Bertemu (tim) Pencuri (motor)?
Semalam, sepulang mengisi lingkar kajian tentang partai politik dan gerakan Islam ideologis, saya masuk kamar kosan dan segera membuka laptop. Saya mengecek email, browsing untuk beberapa keperluan, dan menulis catatan harian saya. Waktu menunjukkan pukul 23:30.
Kamar saya terletak di paling luar rumah kosan, menghadap ke jalan kecil perumahan. Lampu saya nyalakan, pintu kamar saya buka, korden jendela tidak saya tutup. Saya dapat melihat keadaan di luar pagar kosan, pun begitu pula orang luar dapat melihat keadaan di dalam kamar saya.
Selang setengah jam saya di depan laptop, tiba-tiba datang dua orang mengendarai motor bebek plat B berboncengan berhenti di depan kosan. “Siapa, ya?” pikir saya sembari melirik mereka. Nampak si penumpang hendak turun –dan memang sudah mau turun– namun kemudian mereka seperti buru-buru untuk segera pergi. Dan benar, mereka pun pergi.
“Loh? Siapa ya itu? Kok mau turun tapi ga jadi? Malah balik arah buru2 pergi?” heran saya. Saya keluar kamar. Teman saya yang kamarnya juga dekat dengan pagar ternyata juga ada di luar kamar, hendak masuk.
“Man, tadi siapa ya?” ucap saya pada Arman, teman saya itu.
“Wah, ga tau, Bim. Tadi dia kelihatan dah mau turun gitu. Tapi pas ngelihat ada saya, tiba2 langsung naik lagi, terus pergi,” terang Arman.
Saya berjalan lebih mendekati pagar, melirik kondisi jalan depan. Ternyata kedua orang itu berhenti di depan rumah kosan tetangga. Si penumpang turun, mendekati pagar, sesaat kemudian ia balik lagi ke motor dan pergi.
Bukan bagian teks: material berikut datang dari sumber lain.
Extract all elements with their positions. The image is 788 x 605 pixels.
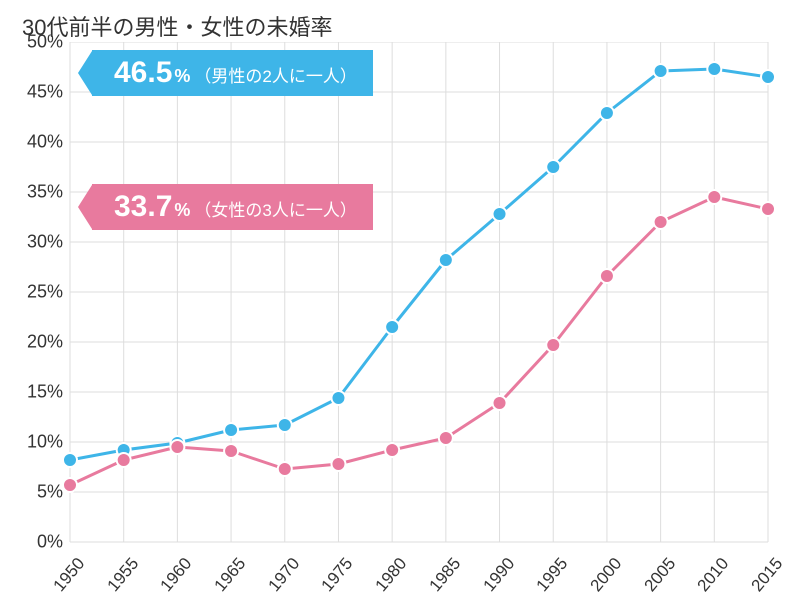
y-tick-label: 45% — [8, 82, 63, 103]
callout-female: 33.7 % （女性の3人に一人） — [92, 184, 373, 230]
y-tick-label: 50% — [8, 32, 63, 53]
callout-male: 46.5 % （男性の2人に一人） — [92, 50, 373, 96]
callout-female-pct: % — [174, 200, 190, 221]
callout-male-note: （男性の2人に一人） — [194, 62, 356, 87]
y-tick-label: 5% — [8, 482, 63, 503]
y-tick-label: 10% — [8, 432, 63, 453]
y-tick-label: 35% — [8, 182, 63, 203]
y-tick-label: 25% — [8, 282, 63, 303]
chart-svg — [0, 42, 788, 600]
callout-female-note: （女性の3人に一人） — [194, 196, 356, 221]
callout-male-value: 46.5 — [114, 56, 172, 90]
chart-title: 30代前半の男性・女性の未婚率 — [22, 10, 332, 42]
chart-container — [0, 42, 788, 600]
y-tick-label: 40% — [8, 132, 63, 153]
y-tick-label: 15% — [8, 382, 63, 403]
y-tick-label: 30% — [8, 232, 63, 253]
y-tick-label: 0% — [8, 532, 63, 553]
callout-female-value: 33.7 — [114, 190, 172, 224]
y-tick-label: 20% — [8, 332, 63, 353]
callout-male-pct: % — [174, 66, 190, 87]
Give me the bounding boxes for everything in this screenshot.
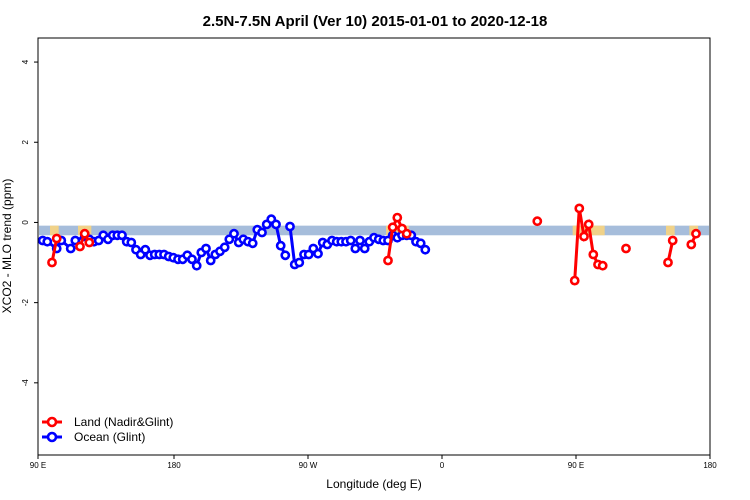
data-point (117, 230, 127, 241)
data-point (350, 243, 361, 254)
legend-label: Ocean (Glint) (74, 430, 145, 444)
data-point (359, 243, 370, 254)
plot-frame (37, 37, 711, 456)
legend-marker (46, 416, 58, 428)
data-point (84, 237, 95, 248)
x-tick-label: 180 (703, 461, 717, 470)
data-point (588, 249, 599, 260)
data-point (532, 216, 543, 227)
series-ocean (37, 214, 431, 271)
y-tick-label: 0 (21, 220, 30, 225)
data-point (569, 275, 580, 286)
legend-marker (46, 431, 58, 443)
legend-label: Land (Nadir&Glint) (74, 415, 173, 429)
series-land (47, 203, 701, 286)
data-point (187, 254, 197, 265)
data-point (383, 255, 393, 266)
land-band-2 (386, 225, 409, 236)
data-point (275, 240, 286, 251)
band-group (39, 225, 709, 236)
data-point (392, 212, 403, 223)
data-point (191, 260, 202, 271)
data-point (219, 242, 230, 253)
chart-title: 2.5N-7.5N April (Ver 10) 2015-01-01 to 2… (203, 13, 548, 30)
data-point (47, 257, 57, 268)
data-point (70, 235, 81, 246)
legend-item: Ocean (Glint) (42, 430, 145, 444)
data-point (415, 238, 426, 249)
data-point (75, 241, 85, 252)
data-point (355, 235, 365, 246)
data-point (271, 219, 281, 230)
y-tick-label: -2 (21, 299, 30, 307)
series-group (37, 203, 701, 286)
land-band-6 (666, 225, 675, 236)
data-point (579, 231, 589, 242)
data-point (387, 222, 398, 233)
data-point (229, 228, 239, 239)
x-axis-label: Longitude (deg E) (326, 477, 421, 491)
x-tick-label: 180 (167, 461, 181, 470)
legend: Land (Nadir&Glint)Ocean (Glint) (42, 415, 173, 444)
data-point (126, 237, 137, 248)
data-point (51, 233, 62, 244)
data-point (574, 203, 585, 214)
y-tick-label: 2 (21, 139, 30, 144)
data-point (420, 244, 431, 255)
data-point (686, 239, 697, 250)
data-point (285, 221, 295, 232)
data-point (79, 228, 90, 239)
data-point (205, 255, 216, 266)
y-axis-label: XCO2 - MLO trend (ppm) (0, 179, 14, 314)
data-point (294, 257, 305, 268)
x-tick-label: 90 E (30, 461, 46, 470)
data-point (280, 250, 291, 261)
land-band-0 (50, 225, 59, 236)
data-point (667, 235, 678, 246)
data-point (583, 219, 594, 230)
y-tick-label: -4 (21, 379, 30, 387)
data-point (65, 243, 76, 254)
data-point (303, 249, 314, 260)
y-tick-label: 4 (21, 59, 30, 64)
data-point (663, 257, 673, 268)
data-point (247, 238, 258, 249)
series-line-ocean-1 (288, 226, 297, 265)
data-point (42, 236, 53, 247)
x-tick-label: 0 (440, 461, 445, 470)
data-point (345, 235, 356, 246)
x-tick-label: 90 W (299, 461, 318, 470)
data-point (691, 228, 701, 239)
data-point (621, 243, 631, 254)
series-line-land-4 (573, 208, 604, 281)
plot-area (37, 203, 709, 286)
legend-item: Land (Nadir&Glint) (42, 415, 173, 429)
x-axis-ticks: 90 E 180 90 W 0 90 E 180 (30, 455, 717, 470)
data-point (257, 227, 267, 238)
y-axis-ticks: -4 -2 0 2 4 (21, 59, 38, 386)
x-tick-label: 90 E (568, 461, 584, 470)
trend-band (39, 225, 709, 236)
data-point (201, 243, 211, 254)
data-point (597, 260, 608, 271)
data-point (401, 228, 412, 239)
data-point (313, 248, 323, 259)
“Wah, kayaknya itu tim surveillance komplotan maling, Man. Tadi mereka kayak ngecek pagar gitu. Kayaknya mereka ngecek mana2 aja rumah yang bisa di-maling,” ujar saya.
“Inget ga Bim, dulu pagar kosan kita pernah hilang juga gemboknya. Ya di jam2 segini ini, tengah malam. Eh, ga taunya dini harinya kosan kita kemalingan dua motor, Bim,” tutur Arman menceritakan kembali kisah kemalingan di kosan kami bulan lalu. Waktu itu diperkirakan maling beraksi sekitar pukul 3:00 dini hari.
“Ya ampun. Tadi kok kita ga mikir cepat ya, langsung cegat mereka. Kayaknya emang bener itu komplotan maling, Man,” saya menanggapi. “Yasud. Kita tidur aja sekarang. Biar ntar pagi (dini hari) bisa jaga2 kalau2 itu maling beraksi lagi.”
Arman pergi ke lantai atas, memberitahu tentang kejadian tadi ke teman-teman kosan yang masih terjaga bermain PS3. Saya masuk kamar, membereskan urusan laptop, dan kemudian tidur. Geram rasanya melihat komplotan maling di depan mata pergi begitu saja.
Ya Allah, dengan menyebut nama-Mu kami hidup dan kami mati. Lindungilah keluarga dan harta benda kami di saat kami terlelap.
(Pesan: Waspadalah. Komplotan maling bergerak secara profesional. Mereka merencanakan aksi pencurian dengan matang. Gembok pun bukan halangan berarti bagi mereka. Jalinlah hubungan baik dengan tetangga. Upayakan pengamanan rumah dan lingkungan sekitar dengan maksimal, semisal ronda malam. Semoga Khilafah dapat segera tegak agar syariah Islam dapat diterapkan, dan para pencuri pun akan mendapatkan hukuman tegas yaitu potong tangan.)